D'un effondrement l'autre
Peu d'entre vous savent probablement de quoi Javols est le nom. Javols est le nom d'un petit village de Margeride en face de l'Aubrac, à une trentaine de kilomètres de Mende. Mais ce même modeste village aujourd'hui de 300 habitants fut jadis une capitale gallo-romaine ! la capitale des Gabales, peuple gaulois qui a donné son nom au Gévaudan, l’actuelle Lozère.
Son nom antique était Anderitum : une appellation gauloise composée de ande (grand) et ritu (gué), évoquant la présence d’un gué sur la rivière Triboulin qui traverse le vallon — puis changement de nom au IIIᵉ siècle, celui-ci devient Ad Gabalos (chez les Gabales), qui a glissé phonétiquement vers Javols.
Il est difficile d’imaginer la vie des dix mille habitants qui avaient investi ce vallon aujourd’hui peu occupé. Il ne reste que des traces de ces existences d’autrefois. Les fouilles archéologiques récemment entreprises sur le site révèlent que la capitale comprenait un forum, une basilique, une nécropole, elle avait son théâtre, ses thermes, ses quartiers d’habitation, disposait de quais le long du Triboulin et surtout — cela expliquant sans doute son développement — était au carrefour de la voie romaine importante Est-Ouest menant de Lyon à Bordeaux et d’une autre voie romaine Nord-Sud reliant Augustonemetum (Clermont-Ferrand) à Anderitum (Javols). De tout cela ne reste que le passage des ans qui ont tout recouvert.
Le site actuel vu du théâtre en direction du forum
Restes d'une construction de gros blocs canalisant le Triboulin
Traces en sous-bois d'une voie aboutissant à une entrée d'Anderitum
Comment expliquer le brutal effacement de la cité ? Les historiens comme souvent cherchent des causes externes, quelque catastrophe, une fatalité. Pour certains, cela aurait pu être un grand incendie, dont on retrouve des traces ; d’autres pointent la concurrence de Mende, le succès en particulier d’un pèlerinage chrétien qui aurait détourné les foules.

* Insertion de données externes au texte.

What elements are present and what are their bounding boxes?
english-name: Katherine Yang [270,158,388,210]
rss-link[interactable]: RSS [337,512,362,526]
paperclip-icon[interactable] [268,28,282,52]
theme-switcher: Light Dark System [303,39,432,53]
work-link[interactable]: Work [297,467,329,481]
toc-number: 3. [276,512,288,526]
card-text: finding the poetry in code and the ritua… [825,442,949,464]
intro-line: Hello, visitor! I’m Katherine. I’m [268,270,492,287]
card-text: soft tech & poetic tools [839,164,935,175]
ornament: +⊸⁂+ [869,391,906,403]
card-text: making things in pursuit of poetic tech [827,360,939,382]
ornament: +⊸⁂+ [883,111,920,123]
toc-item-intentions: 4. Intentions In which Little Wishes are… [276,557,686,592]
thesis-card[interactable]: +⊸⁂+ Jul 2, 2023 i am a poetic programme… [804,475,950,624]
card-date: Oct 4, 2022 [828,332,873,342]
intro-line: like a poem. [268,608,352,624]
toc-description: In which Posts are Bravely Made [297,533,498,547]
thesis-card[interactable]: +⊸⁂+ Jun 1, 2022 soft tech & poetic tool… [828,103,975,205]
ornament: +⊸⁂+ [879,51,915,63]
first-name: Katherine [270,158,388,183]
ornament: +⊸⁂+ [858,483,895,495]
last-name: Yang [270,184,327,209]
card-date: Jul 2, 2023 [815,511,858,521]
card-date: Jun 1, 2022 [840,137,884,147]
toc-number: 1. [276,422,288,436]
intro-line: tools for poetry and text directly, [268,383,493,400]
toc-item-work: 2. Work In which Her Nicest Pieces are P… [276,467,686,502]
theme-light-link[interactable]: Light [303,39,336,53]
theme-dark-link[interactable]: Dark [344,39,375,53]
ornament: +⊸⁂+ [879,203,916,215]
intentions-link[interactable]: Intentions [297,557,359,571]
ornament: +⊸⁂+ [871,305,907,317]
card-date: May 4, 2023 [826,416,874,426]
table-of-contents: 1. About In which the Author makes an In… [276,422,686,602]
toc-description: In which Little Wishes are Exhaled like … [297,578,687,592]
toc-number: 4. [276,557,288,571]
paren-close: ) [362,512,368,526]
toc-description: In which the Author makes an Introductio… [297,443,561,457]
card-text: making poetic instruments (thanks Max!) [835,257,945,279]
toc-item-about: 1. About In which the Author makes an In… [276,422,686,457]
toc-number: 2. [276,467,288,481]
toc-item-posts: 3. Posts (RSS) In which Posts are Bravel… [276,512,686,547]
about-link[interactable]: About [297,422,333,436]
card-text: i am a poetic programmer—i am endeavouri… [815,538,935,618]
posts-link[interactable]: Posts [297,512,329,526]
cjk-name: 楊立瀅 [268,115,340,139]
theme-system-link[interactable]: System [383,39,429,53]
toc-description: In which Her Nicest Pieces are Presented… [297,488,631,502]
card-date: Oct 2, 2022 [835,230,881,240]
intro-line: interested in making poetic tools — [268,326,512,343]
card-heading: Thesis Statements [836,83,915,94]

Mais on ne peut exclure un affaissement sur soi-même, une fin de civilisation, qui n’est pas une fatalité mais le résultat d’un processus interne inéluctable qui conduit soudainement à la perte. On ne peut l’exclure, parce que des civilisations ont ainsi disparu dans le passé, et le pourraient aujourd’hui (cf un billet ancien sur le destin tragique des Pascuans, les habitants de l'île de Pâques Effondrement ).
Julien Gracq écrit dans Les terres du couchant (publication posthume, éditions Corti, 2014) : « On dirait que par toute décision où nous nous exprimons pleinement le monde est brusquement fertilisé : là où s’étendait à perte de vue le sol de l’hiver, mille possibles tout à coup pointent la tête et le reverdissent ».
À l’inverse, pensais-je en regardant du haut d’un promontoire ces vastes étendues aujourd’hui vides du vallon du Triboulin, seulement égayées ici ou là du blanc d’un champ de narcisses ou de l’ocre brun de genêts sur les coteaux — à l’inverse, le défaut de décision, le manque de courage peut faire que le monde perd l’opportunité d’être à nouveau fertilisé, peut faire manquer les mille possibles qui le reverdiraient.
Ainsi par exemple de l’écologie aujourd’hui mal menée. Je pense à l’incapacité de graver dans la loi l’interdiction du glyphosate, cet herbicide soupçonné d’avoir des effets cancérigènes, d’ici à 2021 (au motif spécieux qu’il faut faire confiance à l’industrie !) ; je pense à l’incapacité d’interdire de diffuser des publicités pour l’alimentation transformée, facteur d’obésité pour les enfants et les générations à venir ; je pense à l’incapacité d’interdire des épandages de pesticides à proximité des lieux de vie etc etc.
Les décisions fortes ne sont pas prises, toujours repoussées au lendemain. Jusqu’au jour où, à l'instar d'Anderitum, il n’y aura plus de lendemain.